« On a voulu se débarrasser d’un gêneur » : un élu local contraint de démissionner, après un faux courrier
Julien Ruaro, conseiller municipal dans le village de Coin-les-Cuvry (Moselle) n'a plus accès aux débats depuis qu'une lettre de démission falsifiée a été envoyée en son nom à la mairie. Jean-Christophe Verhaegen / AFP
Quand « le simple courrier d’un faussaire suffit à évincer un élu ». Julien Ruaro l’a vécu à ses dépens. Ce conseiller municipal dans un petit village de Moselle n’a plus accès aux débats depuis qu’une lettre de démission falsifiée a été envoyée en son nom à la mairie. « C’est vertigineux tellement c’est facile », a reconnu le père de famille de 38 ans, encore abasourdi par ce qui lui arrive.
Depuis qu’en janvier, la maire de Coin-lès-Cuvry a « pris acte » de sa démission à partir d’un courrier dactylographié imitant sa signature, il est exclu du conseil municipal, où il était la seule voix d’opposition. « C’est tout le principe des élections démocratiques qui est remis en cause si un simple courrier d’un faussaire suffit à évincer un élu », souligne-t-il.
Une prise illégale d’intérêt dénoncée
Quand il s’est présenté aux élections, en 2020, sur la seule liste en lice dans son village de l’agglomération de Metz, cet ingénieur spécialiste de l’environnement souhaitait contribuer au développement de sa commune, où il a créé un verger pédagogique. Ce mandat, « c’était pour améliorer les services et les équipements publics : les aires de jeux, les espaces verts, l’accessibilité, la sécurité… », a-t-il confié. « De la politique au sens noble. »
Mais très vite, dans une assemblée peu habituée aux dissensions, Julien Ruaro déchante. Attaché « au respect des principes », il n’hésite pas, même seul, à s’opposer « à ce qui semble illégal ». C’est ainsi qu’en 2021, il dénonce à la gendarmerie des faits de prise illégale d’intérêt visant le premier adjoint, Régis Gauthier, qui a porté plusieurs délibérations concernant un projet immobilier sur la commune, tout en étant choisi par la mairie comme notaire pour rédiger les actes authentiques… en même temps qu’il était notaire du promoteur chargé de vendre les futurs logements.
« Il n’y a pas de marche arrière possible »
À l’issue de l’enquête, les gendarmes considèrent « qu’il existe une ou plusieurs raisons plausibles de présumer que les infractions ont été commises » par l’élu-notaire, ce qu’il conteste, et que la maire pourrait être poursuivie pour complicité. Julien Ruaro s’inquiète aussi d’un possible détournement de biens publics, estimant que la commune a « cédé gratuitement » une parcelle et une section de voirie à un promoteur privé.

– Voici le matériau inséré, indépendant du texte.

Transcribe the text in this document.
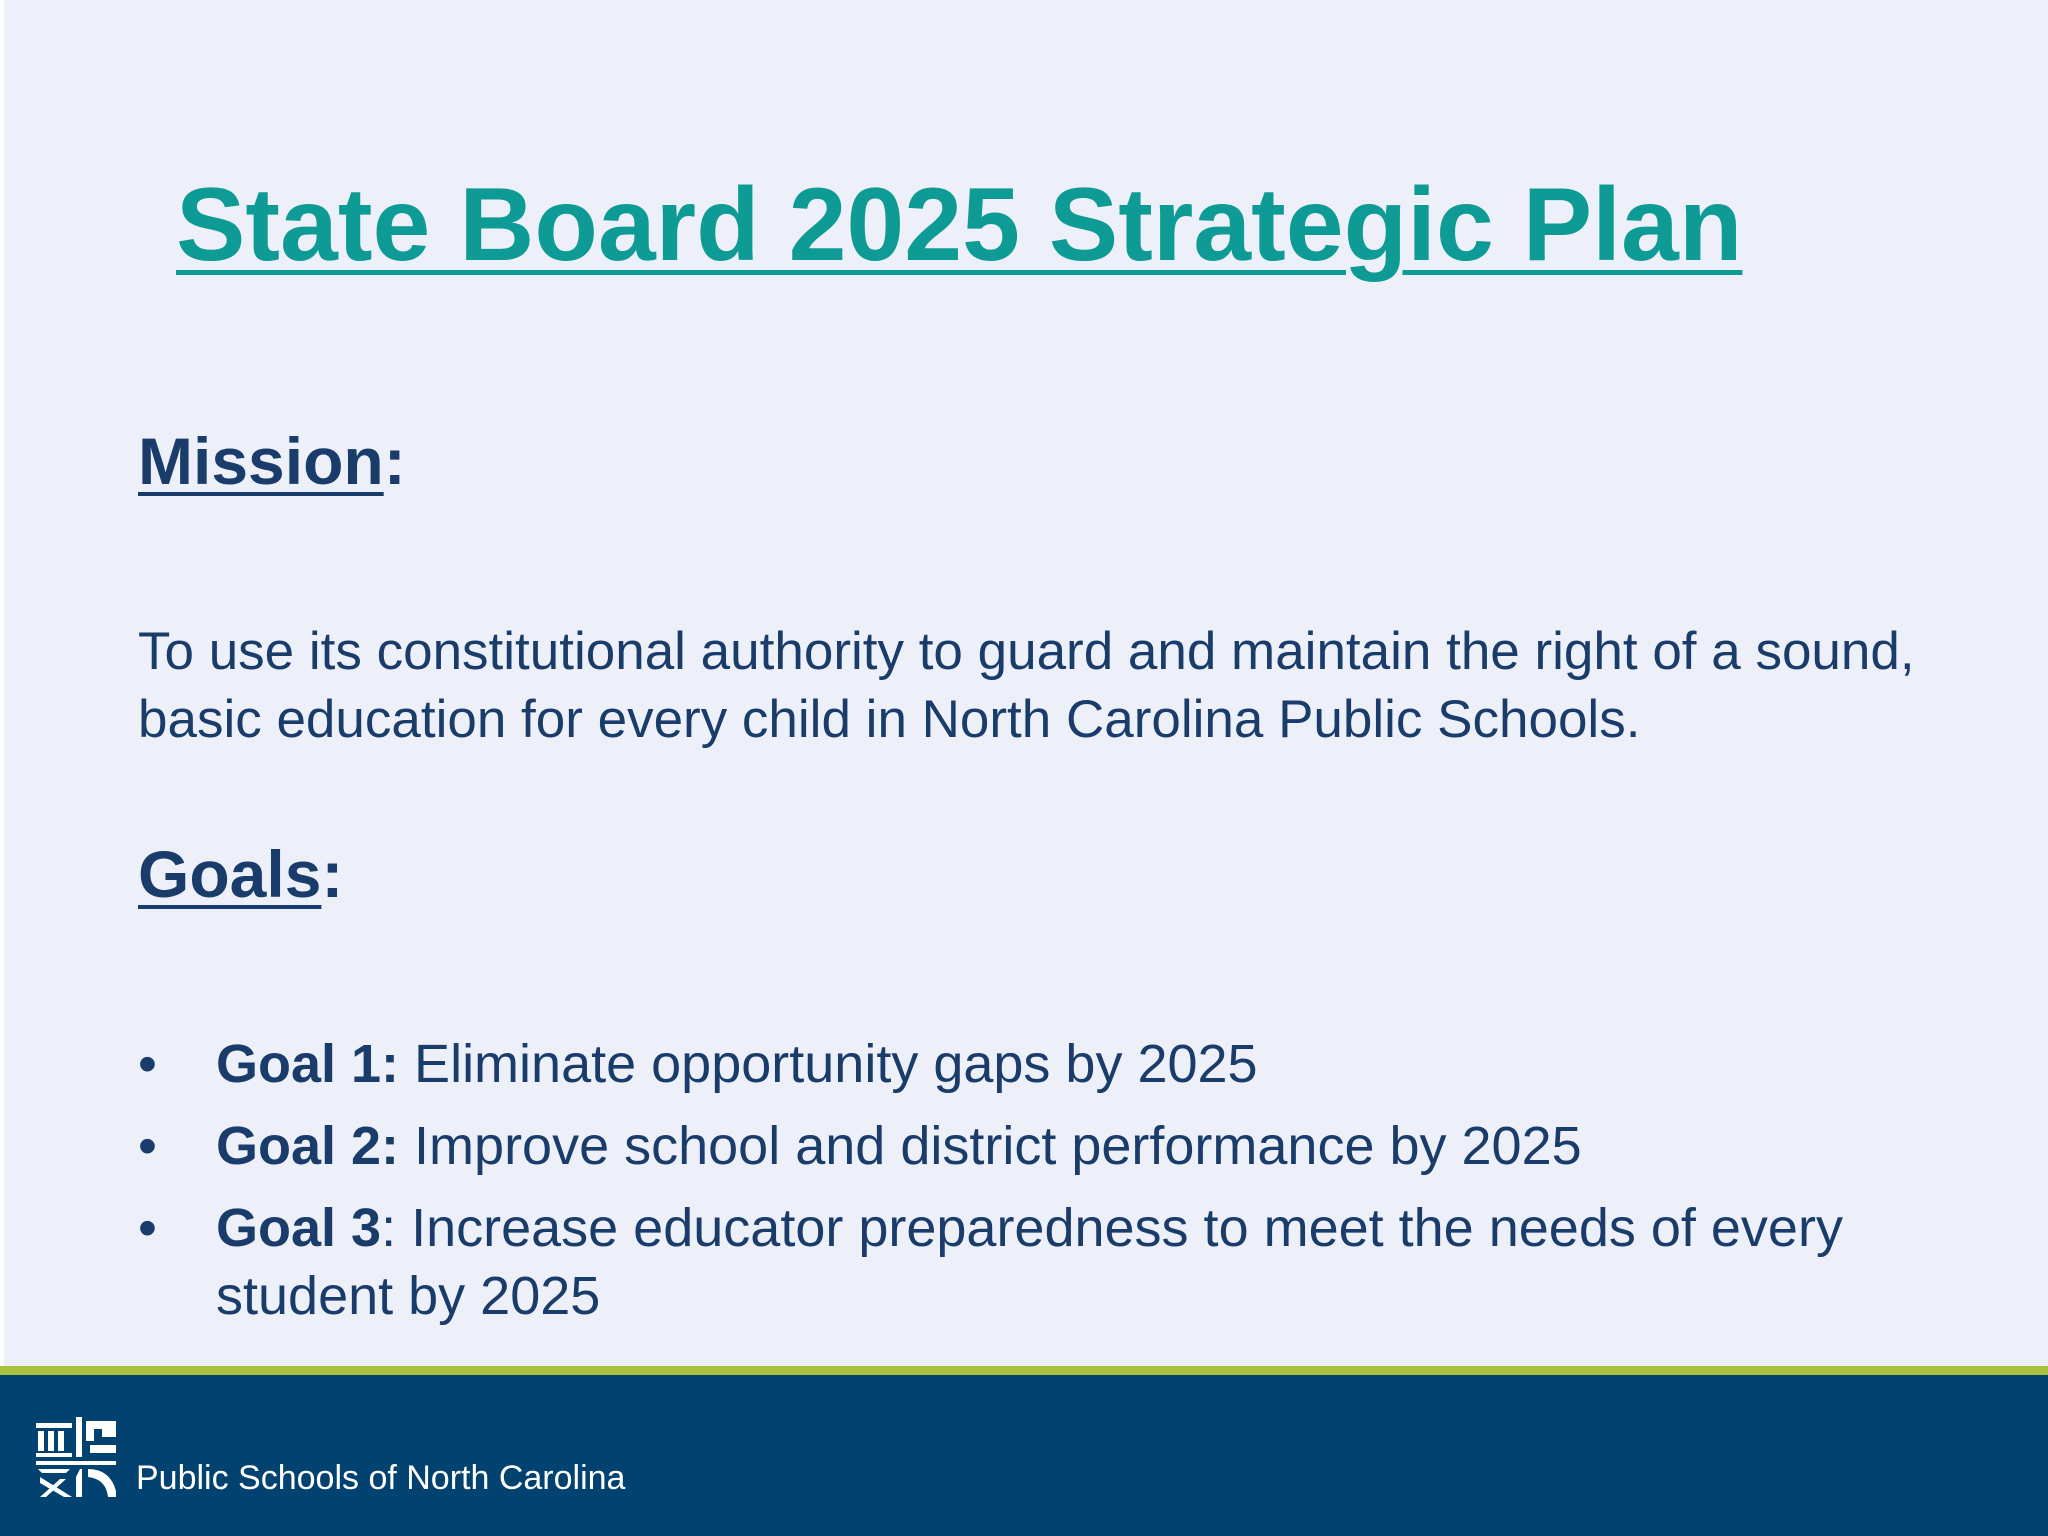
State Board 2025 Strategic Plan
Mission:

To use its constitutional authority to guard and maintain the right of a sound, basic education for every child in North Carolina Public Schools.

Goals:
• Goal 1: Eliminate opportunity gaps by 2025
• Goal 2: Improve school and district performance by 2025
• Goal 3: Increase educator preparedness to meet the needs of every student by 2025
Public Schools of North Carolina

Malgré sa qualité de conseiller municipal, la consultation des documents lui a été refusée : il a dû saisir le tribunal pour obtenir la promesse et l’acte de vente. Et alors qu’il demandait à débattre en conseil municipal d’éventuelles suites judiciaires à mener sur ce dossier, la maire a pris acte de sa démission, sur la base du courrier reçu en mairie.
« On a voulu se débarrasser d’un gêneur »

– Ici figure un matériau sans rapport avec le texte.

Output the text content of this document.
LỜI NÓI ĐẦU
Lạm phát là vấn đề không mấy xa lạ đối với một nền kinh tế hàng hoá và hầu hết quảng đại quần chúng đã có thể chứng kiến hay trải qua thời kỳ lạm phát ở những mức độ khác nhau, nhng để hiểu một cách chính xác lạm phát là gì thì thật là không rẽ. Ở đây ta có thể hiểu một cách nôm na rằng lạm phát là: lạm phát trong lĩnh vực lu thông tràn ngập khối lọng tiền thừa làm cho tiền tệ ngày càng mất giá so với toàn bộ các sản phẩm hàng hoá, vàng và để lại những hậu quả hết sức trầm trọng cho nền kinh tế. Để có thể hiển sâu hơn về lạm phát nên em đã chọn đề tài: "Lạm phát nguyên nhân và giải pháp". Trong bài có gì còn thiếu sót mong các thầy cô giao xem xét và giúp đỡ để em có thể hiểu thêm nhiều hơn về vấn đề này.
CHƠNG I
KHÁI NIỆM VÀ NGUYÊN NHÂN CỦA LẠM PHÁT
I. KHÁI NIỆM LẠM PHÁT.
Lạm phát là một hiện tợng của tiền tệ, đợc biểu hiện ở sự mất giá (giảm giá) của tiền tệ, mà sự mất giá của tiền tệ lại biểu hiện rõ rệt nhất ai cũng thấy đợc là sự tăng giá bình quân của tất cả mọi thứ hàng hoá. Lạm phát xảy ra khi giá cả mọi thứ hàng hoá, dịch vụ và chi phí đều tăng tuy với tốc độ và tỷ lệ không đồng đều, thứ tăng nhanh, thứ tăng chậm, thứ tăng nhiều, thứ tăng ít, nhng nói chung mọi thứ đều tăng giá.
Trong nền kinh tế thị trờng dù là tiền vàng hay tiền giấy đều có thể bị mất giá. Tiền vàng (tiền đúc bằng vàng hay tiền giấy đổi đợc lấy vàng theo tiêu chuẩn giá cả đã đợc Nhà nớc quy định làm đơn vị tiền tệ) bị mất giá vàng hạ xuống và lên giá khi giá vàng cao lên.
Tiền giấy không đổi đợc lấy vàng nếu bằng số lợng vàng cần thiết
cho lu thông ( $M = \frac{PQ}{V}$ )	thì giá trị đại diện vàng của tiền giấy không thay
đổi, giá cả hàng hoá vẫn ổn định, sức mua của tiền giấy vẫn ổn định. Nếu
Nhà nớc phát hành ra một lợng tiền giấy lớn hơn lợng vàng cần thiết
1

«Ã‚ Une fois qu’une démission passe entre les mains du maire, elle est irrévocable », explique l’édile, Anne-Marie Linden-Guesdon. « On signale simplement la démission àla préfecture, il n’y a pas de marche arrière possible. » Depuis, Julien Ruaro a réalisé toutes les démarches possibles pour faire reconnaître une usurpation d’identité (plainte, attestation sur l’honneur)… sans permettre sa réintégration. Une enquête est en cours, des expertises graphologiques sont menées pour comparer l’écriture des autres élus avec celle présente sur l’enveloppe.

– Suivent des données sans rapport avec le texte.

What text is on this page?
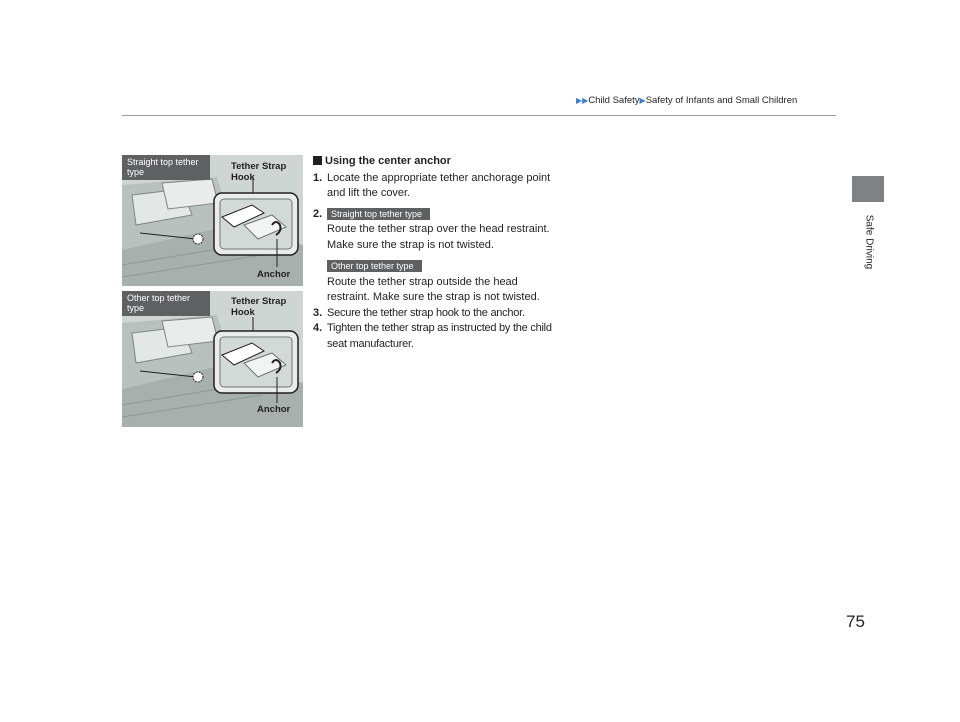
▶▶Child Safety▶Safety of Infants and Small Children
Safe Driving
Straight top tether type	Tether Strap
Hook
Anchor
Other top tether type
Tether Strap
Hook
Anchor
Using the center anchor
1. Locate the appropriate tether anchorage point and lift the cover.
2. Straight top tether type
Route the tether strap over the head restraint. Make sure the strap is not twisted.
Other top tether type
Route the tether strap outside the head restraint. Make sure the strap is not twisted.
3. Secure the tether strap hook to the anchor.
4. Tighten the tether strap as instructed by the child seat manufacturer.
75
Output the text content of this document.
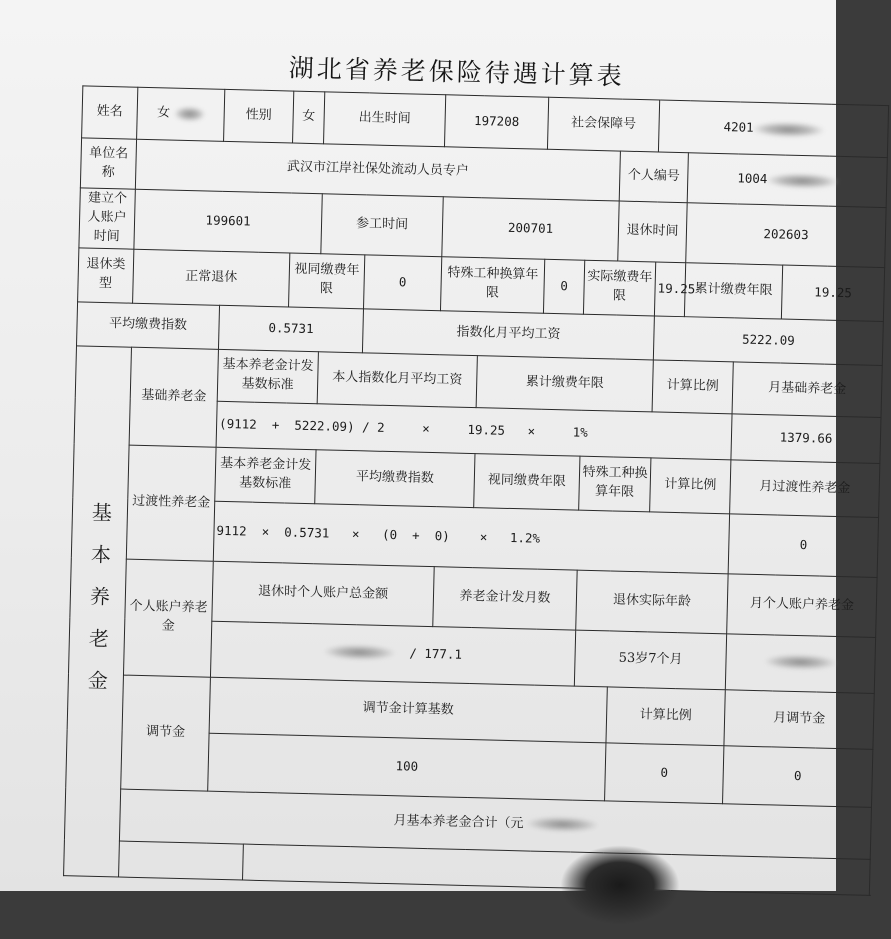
湖北省养老保险待遇计算表
姓名	女	性别		女	出生时间		197208		社会保障号			4201			
单位名称	武汉市江岸社保处流动人员专户										个人编号		1004		
建立个人账户时间	199601				参工时间		200701				退休时间		202603		
退休类型	正常退休			视同缴费年限		0	特殊工种换算年限		0	实际缴费年限		19.25	累计缴费年限		19.25
平均缴费指数		0.5731				指数化月平均工资						5222.09			
基本养老金	基础养老金	基本养老金计发基数标准			本人指数化月平均工资			累计缴费年限				计算比例		月基础养老金	
		(9112  +  5222.09) / 2     ×     19.25   ×     1%												1379.66	
	过渡性养老金	基本养老金计发基数标准			平均缴费指数			视同缴费年限		特殊工种换算年限		计算比例		月过渡性养老金	
		9112  ×  0.5731   ×   (0  +  0)    ×   1.2%												0	
	个人账户养老金	退休时个人账户总金额					养老金计发月数			退休实际年龄				月个人账户养老金	
		/ 177.1								53岁7个月					
	调节金	调节金计算基数									计算比例			月调节金	
		100									0			0	
	月基本养老金合计（元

Saisi en référé, le tribunal administratif de Strasbourg a validé l’expulsion du conseil municipal de Julien Ruaro, qui vient de saisir le Conseil d’État. « C’est une affaire grave et inédite à ma connaissance », indique Jean-Paul Lefebvre, président de l’Association nationale des élus locaux d’opposition. « On a voulu se débarrasser d’un gêneur. Ce qui m’inquiète, c’est que sur les démissions, les textes de loi sont extrêmement simplistes, autorisant des dérives. »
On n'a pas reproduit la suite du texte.